Businesses are failing to adequately protect against future security threats

Businesses are failing to adequately protect against future security threats
External threats are on the increase

According to accountants Ernst & Young's 15th Global Information Security Survey 2012 the majority of respondents (77%) have experienced a higher number of external attacks to the business - up from 72% in 2011 and up from 41% in 2009,

In the same span of time, organisations have also noticed an increase in internal vulnerabilities. In this year's survey, nearly half of respondents (46%) say they have noticed an increase. Thirty-seven percent rank careless or unaware employees as the threat that has increased the most over the last 12 months.

The security threat gap

However instead of businesses enhancing their security businesses appear to be doing the opposite, Ernst and Young has revealed a widening security gap, between the current level of information security and the level of security required to deal with the accelerating threat level

Nearly two-thirds (64%) of organisations have no robust security architecture framework in place and almost half of respondents (45%) admit to only discussing information security issues once a year with their boards.

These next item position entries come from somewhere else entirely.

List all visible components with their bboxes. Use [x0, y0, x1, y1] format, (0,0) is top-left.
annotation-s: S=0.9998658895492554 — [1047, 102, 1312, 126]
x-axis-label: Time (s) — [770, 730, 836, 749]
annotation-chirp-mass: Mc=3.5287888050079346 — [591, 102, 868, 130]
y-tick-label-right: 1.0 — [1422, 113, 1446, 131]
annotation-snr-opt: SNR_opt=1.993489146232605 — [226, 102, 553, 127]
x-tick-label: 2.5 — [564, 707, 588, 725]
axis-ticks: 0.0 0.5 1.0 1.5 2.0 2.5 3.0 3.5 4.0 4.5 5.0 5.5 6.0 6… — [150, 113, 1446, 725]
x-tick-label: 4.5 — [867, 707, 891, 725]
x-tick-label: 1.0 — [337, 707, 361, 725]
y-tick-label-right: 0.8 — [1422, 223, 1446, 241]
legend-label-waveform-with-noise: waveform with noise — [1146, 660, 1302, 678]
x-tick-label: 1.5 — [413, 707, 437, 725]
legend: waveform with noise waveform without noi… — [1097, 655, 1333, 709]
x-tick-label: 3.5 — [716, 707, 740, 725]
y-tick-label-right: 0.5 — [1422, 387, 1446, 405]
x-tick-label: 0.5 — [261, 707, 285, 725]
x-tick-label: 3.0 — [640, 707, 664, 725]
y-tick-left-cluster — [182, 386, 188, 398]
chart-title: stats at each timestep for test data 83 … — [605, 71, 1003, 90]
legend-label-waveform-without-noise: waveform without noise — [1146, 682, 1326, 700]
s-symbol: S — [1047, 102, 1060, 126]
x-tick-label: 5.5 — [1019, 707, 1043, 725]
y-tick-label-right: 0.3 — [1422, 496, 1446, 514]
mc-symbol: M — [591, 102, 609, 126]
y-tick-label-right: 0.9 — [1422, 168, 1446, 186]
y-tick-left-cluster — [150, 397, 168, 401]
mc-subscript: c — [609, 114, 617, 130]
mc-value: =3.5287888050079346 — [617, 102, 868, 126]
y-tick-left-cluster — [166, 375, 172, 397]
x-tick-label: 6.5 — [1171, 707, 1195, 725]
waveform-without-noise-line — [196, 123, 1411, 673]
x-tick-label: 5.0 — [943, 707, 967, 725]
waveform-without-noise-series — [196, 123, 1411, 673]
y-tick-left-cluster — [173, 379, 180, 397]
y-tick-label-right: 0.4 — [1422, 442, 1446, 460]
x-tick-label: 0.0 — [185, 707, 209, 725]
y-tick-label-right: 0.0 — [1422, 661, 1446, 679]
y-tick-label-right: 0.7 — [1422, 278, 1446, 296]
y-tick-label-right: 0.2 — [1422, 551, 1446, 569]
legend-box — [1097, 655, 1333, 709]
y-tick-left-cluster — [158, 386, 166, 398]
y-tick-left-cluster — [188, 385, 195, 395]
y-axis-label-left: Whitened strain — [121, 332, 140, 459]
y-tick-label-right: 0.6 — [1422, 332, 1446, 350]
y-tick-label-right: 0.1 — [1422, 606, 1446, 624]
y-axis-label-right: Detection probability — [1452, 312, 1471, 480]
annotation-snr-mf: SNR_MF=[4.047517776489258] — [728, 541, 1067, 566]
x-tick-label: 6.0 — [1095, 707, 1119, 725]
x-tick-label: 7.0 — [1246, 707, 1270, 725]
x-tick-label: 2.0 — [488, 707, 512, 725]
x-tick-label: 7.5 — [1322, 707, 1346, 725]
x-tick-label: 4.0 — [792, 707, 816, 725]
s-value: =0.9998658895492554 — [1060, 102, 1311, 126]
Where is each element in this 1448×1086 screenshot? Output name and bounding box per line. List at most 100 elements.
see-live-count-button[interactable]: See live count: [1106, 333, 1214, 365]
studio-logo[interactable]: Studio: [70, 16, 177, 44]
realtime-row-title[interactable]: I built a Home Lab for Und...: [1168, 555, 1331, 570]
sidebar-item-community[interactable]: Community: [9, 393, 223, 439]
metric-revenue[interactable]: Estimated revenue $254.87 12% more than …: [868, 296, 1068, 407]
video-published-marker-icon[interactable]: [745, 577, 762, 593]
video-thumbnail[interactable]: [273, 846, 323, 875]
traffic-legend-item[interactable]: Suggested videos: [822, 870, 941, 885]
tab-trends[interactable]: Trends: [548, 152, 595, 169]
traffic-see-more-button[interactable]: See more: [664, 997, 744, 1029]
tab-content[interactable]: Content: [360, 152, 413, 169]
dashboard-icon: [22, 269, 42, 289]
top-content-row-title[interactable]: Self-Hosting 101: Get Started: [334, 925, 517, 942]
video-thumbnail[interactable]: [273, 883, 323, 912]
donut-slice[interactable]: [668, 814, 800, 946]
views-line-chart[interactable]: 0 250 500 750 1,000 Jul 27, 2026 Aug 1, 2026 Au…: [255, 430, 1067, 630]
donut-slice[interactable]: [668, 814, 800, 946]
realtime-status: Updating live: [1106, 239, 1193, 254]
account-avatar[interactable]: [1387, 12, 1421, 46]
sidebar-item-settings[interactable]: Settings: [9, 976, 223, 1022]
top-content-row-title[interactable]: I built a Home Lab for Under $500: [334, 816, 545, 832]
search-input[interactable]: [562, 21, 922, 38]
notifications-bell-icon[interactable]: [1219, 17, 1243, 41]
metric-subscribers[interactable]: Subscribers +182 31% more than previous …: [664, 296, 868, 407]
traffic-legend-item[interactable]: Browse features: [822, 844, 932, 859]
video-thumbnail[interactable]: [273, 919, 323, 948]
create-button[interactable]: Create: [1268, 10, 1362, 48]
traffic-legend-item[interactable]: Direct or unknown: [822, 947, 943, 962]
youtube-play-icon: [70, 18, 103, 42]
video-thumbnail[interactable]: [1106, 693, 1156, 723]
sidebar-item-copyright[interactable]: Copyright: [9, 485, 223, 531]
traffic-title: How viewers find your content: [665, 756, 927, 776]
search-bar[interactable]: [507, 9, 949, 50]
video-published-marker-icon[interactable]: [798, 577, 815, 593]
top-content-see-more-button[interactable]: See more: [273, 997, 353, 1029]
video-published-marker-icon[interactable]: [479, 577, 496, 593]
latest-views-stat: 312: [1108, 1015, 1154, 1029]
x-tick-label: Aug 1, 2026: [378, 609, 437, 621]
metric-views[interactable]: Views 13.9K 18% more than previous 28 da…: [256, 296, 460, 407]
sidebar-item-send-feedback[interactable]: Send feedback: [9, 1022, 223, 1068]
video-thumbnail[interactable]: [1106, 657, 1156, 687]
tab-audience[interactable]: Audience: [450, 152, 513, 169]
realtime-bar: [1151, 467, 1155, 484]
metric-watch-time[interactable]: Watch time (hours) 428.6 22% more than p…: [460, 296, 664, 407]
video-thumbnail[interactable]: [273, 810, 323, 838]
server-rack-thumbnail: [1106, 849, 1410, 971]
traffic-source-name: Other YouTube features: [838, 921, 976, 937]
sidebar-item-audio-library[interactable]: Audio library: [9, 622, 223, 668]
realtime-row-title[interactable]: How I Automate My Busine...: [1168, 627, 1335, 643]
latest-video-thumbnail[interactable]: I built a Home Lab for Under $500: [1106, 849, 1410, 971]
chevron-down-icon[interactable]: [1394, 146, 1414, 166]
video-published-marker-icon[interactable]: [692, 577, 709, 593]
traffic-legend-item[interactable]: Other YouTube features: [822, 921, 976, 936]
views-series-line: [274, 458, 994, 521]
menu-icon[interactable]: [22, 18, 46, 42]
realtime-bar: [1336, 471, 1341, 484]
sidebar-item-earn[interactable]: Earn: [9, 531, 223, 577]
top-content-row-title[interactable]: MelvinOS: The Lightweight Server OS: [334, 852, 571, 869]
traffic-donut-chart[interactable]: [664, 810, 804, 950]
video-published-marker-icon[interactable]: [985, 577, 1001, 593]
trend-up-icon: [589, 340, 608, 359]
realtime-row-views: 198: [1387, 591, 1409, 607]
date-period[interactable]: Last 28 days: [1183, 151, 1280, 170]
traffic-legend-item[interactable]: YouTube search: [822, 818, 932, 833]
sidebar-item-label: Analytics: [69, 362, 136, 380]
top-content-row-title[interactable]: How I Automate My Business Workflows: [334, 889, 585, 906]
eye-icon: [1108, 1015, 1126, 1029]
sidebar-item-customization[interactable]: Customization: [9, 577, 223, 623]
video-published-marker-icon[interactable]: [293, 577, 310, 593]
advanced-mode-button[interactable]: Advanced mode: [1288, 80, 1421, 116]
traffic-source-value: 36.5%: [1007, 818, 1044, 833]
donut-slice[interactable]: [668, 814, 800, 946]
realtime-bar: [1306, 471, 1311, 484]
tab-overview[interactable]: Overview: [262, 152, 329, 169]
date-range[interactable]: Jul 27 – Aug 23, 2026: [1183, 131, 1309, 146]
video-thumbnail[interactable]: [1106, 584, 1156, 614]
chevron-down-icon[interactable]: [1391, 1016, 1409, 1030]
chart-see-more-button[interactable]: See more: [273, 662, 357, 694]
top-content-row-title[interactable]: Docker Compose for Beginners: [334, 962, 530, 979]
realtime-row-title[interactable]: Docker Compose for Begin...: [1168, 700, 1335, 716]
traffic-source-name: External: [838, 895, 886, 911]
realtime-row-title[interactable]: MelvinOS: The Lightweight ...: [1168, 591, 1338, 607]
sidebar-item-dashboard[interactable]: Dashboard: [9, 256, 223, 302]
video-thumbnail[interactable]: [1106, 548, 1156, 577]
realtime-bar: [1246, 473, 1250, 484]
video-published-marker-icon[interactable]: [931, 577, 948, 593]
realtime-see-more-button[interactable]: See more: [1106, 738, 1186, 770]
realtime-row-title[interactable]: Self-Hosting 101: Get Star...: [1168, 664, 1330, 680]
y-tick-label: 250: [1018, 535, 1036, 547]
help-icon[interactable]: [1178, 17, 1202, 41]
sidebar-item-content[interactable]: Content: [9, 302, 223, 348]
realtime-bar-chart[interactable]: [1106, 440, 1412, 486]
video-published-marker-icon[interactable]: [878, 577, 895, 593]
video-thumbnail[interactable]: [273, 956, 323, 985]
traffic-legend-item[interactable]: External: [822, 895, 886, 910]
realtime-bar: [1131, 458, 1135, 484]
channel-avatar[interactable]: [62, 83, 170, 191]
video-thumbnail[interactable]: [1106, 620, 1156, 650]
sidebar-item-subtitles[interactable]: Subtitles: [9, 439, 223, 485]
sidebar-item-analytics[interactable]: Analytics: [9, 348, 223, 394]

Ernst & Young found that one of the reasons for the rise in attacks was new technologies such as cloud computing and Bring Your Own Device (BYOD) that businesses are adopting in order to cut costs and be more efficient. One in five (20%) businesses have not taken any measures to mitigate the risks, such as stronger oversight on the contract management process for cloud providers or the use of encryption techniques.

Lack of budget and skills

The report points to two main reason for the lack of security budget and lack of skills

Over half (61%) of the businesses surveyed named budget constraints as the main obstacle to their company's information security strategy. While lack of specialist skills is cited as the main symptom that forces organisations (57%) to focus on the implementation of improvements to their information security capabilities that provide only short-term solutions instead of tackling the issues associated with the overall threat.

Mark Brown Director of Information Security at Ernst & Young commented: "The results of our survey point at two necessary changes. On the one hand, businesses need to understand that information security can no longer simply be an IT issue. They need to transform their perception of information security and make it a board sponsored topic that is eventually embedded in the core strategy of a business.

"On the other hand, we need to look at the bigger picture – that of the lack of specialist skills. Since the late 1990s the number of UK-born graduates studying mathematics and science degrees has fallen by almost 70%. This has led to an increasing shortage in relevant skills and has put the UK's efforts to tackle growing cyber security risks on the backfoot."